There will also need to be some sort of a Partner/Parent/Children table linking people with their partners and people with their children and the partner start relationship event and the child birth/adoption/fostering events. I still have some thinking to do for this structure. But it will be based on the internal structure now in Behold and may look something like this:

  1. LinkType – type of link (to partner and/or family, to child and/or parents)
  2. Person ID
  3. Family ID
  4. Person Link Detail (in GEDCOM format)
  5. Family Link Detail (in GEDCOM format)
  6. Start Event ID
  7. Next Person ID (next partner or next child)
  8. Next Family ID (next family or next parents)

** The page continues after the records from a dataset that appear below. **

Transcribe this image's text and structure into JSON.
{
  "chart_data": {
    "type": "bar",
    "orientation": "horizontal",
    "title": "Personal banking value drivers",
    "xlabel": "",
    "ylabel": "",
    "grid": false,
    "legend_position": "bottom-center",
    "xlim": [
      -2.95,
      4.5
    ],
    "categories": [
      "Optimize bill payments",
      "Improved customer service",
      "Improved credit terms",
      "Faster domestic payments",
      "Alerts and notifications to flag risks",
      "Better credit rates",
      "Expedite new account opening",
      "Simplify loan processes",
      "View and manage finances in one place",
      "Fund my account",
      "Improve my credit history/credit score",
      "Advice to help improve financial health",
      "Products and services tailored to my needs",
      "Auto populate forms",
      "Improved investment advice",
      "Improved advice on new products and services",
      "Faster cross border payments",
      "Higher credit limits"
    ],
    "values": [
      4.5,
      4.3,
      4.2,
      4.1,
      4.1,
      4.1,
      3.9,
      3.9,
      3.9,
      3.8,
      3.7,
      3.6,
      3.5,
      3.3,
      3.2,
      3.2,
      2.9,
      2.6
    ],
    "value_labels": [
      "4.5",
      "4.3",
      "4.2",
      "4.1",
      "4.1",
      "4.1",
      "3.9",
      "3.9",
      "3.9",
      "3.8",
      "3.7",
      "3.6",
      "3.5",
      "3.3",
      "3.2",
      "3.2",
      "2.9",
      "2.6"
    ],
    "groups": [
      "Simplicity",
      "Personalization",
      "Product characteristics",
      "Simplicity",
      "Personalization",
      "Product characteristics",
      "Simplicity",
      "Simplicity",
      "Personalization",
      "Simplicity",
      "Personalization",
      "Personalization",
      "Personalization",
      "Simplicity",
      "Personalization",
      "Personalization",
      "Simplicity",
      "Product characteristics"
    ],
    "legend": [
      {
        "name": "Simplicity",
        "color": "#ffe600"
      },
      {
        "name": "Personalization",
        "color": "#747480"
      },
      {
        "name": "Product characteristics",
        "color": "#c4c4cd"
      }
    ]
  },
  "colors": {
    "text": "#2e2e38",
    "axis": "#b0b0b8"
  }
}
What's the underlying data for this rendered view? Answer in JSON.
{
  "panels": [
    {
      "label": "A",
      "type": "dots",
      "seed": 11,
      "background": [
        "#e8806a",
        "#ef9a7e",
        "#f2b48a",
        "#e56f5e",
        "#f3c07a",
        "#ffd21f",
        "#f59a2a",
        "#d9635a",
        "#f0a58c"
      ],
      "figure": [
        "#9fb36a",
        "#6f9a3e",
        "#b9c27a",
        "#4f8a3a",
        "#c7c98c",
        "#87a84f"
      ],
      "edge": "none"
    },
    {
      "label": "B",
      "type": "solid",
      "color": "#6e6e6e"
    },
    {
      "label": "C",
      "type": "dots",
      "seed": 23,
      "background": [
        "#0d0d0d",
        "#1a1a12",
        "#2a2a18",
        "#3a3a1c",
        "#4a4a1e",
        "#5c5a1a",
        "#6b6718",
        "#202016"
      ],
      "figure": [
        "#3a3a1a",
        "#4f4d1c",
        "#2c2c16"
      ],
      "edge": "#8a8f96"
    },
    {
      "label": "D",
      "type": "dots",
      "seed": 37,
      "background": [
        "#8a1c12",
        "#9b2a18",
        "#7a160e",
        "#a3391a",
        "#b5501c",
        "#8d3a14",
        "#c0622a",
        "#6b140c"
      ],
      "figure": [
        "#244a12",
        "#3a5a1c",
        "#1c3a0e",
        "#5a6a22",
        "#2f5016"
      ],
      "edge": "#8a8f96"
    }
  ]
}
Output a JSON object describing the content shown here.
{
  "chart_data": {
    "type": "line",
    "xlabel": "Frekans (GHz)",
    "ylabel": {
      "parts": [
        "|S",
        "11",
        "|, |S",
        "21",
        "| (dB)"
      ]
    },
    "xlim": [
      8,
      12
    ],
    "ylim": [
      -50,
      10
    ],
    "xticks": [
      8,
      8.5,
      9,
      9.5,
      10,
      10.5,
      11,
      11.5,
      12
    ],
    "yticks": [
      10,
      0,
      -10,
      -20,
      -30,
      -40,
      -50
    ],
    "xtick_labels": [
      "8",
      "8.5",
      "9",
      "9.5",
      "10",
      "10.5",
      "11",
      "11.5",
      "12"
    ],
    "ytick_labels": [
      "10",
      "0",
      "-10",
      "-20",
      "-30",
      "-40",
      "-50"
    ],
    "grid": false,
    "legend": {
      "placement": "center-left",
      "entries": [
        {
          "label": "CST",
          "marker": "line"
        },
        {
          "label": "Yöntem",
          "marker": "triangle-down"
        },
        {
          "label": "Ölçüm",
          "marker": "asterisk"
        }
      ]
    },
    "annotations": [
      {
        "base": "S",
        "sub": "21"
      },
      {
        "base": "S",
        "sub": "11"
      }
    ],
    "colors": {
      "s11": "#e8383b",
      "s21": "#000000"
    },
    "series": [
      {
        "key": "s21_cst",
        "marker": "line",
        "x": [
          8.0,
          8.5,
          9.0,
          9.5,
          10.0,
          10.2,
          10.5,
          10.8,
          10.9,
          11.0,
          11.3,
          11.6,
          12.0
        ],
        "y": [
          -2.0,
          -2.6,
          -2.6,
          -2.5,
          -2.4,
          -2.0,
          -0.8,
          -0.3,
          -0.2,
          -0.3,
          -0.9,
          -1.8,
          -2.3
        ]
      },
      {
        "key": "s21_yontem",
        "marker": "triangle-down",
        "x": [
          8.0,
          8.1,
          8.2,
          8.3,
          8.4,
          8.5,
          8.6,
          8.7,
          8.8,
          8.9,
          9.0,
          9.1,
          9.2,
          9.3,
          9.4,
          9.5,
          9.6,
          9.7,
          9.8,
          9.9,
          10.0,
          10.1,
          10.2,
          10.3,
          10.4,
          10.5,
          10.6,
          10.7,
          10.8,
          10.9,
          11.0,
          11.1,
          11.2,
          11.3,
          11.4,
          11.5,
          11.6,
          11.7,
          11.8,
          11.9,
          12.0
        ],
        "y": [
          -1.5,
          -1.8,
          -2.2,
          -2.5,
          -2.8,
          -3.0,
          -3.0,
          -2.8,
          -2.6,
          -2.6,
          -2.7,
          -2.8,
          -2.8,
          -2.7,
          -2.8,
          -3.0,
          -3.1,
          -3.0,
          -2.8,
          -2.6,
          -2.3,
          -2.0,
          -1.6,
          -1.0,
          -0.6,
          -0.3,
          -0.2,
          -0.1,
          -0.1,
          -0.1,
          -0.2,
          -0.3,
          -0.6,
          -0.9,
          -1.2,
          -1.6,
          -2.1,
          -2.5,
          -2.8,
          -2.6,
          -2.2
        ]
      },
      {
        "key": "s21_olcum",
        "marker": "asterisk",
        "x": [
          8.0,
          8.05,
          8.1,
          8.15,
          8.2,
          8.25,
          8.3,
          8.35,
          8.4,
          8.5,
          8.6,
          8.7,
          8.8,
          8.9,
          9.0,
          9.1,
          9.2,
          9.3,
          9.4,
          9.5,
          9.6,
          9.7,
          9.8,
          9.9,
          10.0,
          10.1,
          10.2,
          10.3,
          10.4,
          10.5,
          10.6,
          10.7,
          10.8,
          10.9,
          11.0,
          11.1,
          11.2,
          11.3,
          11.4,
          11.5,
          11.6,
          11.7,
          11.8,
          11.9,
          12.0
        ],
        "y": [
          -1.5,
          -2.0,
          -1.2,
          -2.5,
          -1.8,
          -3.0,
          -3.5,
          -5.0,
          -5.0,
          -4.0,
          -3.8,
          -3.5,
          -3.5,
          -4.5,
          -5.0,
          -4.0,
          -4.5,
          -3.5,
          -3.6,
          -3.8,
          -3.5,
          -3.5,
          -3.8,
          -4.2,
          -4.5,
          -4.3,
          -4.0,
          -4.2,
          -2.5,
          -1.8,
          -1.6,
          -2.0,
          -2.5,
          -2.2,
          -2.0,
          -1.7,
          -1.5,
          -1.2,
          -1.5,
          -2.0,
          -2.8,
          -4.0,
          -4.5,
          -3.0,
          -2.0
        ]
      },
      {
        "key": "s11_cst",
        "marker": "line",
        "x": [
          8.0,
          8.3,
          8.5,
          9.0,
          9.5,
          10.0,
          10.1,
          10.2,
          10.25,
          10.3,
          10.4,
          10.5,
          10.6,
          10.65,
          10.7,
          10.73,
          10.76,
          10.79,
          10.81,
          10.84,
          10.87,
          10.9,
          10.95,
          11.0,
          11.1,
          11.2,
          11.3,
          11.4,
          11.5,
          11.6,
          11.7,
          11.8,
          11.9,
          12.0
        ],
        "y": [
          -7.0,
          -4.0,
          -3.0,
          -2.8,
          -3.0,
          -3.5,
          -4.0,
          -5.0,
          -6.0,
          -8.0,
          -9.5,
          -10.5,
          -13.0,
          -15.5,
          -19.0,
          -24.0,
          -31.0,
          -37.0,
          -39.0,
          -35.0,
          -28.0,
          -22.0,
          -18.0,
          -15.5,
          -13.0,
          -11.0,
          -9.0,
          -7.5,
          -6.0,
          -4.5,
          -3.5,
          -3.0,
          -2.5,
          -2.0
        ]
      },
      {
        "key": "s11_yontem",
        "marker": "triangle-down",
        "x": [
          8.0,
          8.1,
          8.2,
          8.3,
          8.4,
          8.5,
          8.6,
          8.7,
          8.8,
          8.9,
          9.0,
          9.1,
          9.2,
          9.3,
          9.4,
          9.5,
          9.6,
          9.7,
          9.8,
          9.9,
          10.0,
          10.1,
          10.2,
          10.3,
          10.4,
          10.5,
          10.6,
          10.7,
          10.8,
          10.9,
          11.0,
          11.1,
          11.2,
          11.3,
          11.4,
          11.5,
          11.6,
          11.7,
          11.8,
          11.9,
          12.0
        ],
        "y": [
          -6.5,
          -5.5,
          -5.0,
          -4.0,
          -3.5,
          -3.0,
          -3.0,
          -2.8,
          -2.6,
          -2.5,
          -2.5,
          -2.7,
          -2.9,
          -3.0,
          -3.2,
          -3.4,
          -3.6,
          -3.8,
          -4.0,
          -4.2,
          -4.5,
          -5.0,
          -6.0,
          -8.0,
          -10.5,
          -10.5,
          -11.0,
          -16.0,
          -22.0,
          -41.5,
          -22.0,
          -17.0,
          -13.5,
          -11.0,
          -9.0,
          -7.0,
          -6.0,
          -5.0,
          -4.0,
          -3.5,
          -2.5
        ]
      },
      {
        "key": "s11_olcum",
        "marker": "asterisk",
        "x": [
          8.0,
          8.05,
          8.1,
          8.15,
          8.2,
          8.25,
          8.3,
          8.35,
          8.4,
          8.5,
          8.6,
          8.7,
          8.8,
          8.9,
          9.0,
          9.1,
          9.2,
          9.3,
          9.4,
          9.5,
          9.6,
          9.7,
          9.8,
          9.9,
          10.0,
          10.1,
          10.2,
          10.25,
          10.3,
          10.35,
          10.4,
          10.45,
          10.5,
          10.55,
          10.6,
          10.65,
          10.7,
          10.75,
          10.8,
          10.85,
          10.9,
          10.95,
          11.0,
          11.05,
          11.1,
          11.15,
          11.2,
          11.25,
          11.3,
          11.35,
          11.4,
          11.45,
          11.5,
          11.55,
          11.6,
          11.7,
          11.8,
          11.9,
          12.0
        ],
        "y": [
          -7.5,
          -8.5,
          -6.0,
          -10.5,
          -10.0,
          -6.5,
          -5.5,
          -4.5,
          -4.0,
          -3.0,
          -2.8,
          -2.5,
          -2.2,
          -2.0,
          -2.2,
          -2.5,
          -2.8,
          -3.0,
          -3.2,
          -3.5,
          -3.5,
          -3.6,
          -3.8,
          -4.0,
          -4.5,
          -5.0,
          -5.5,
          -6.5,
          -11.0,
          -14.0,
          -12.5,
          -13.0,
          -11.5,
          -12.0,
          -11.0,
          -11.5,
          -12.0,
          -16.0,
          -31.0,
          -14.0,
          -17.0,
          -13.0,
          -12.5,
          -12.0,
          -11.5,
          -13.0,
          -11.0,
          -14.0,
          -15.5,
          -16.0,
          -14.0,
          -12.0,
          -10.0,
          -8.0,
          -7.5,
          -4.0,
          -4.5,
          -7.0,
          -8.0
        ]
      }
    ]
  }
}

The rest of the tables will simply be combination of indexes to make everything work fast together, e.g.

  • Place index is:  ID (place), ID (non-place)
  • Source index is:  ID (source/source record), ID (anything) 
  • and a bunch of others

When I implement To-Do lists, I can connect it like I plan to the repository:

  • To-Do index is: ID (repository), ID (to-do)

Life events should be much easier to compute. I’ll have a table of relationships:

  • Person ID, Related Person ID, Relationship

and then the index of life events:

  • Person ID, Related Person ID, Event ID

You know. This could actually work out quite nicely. But we’ll see what happens. It is a process that once underway, evolves into what’s necessary.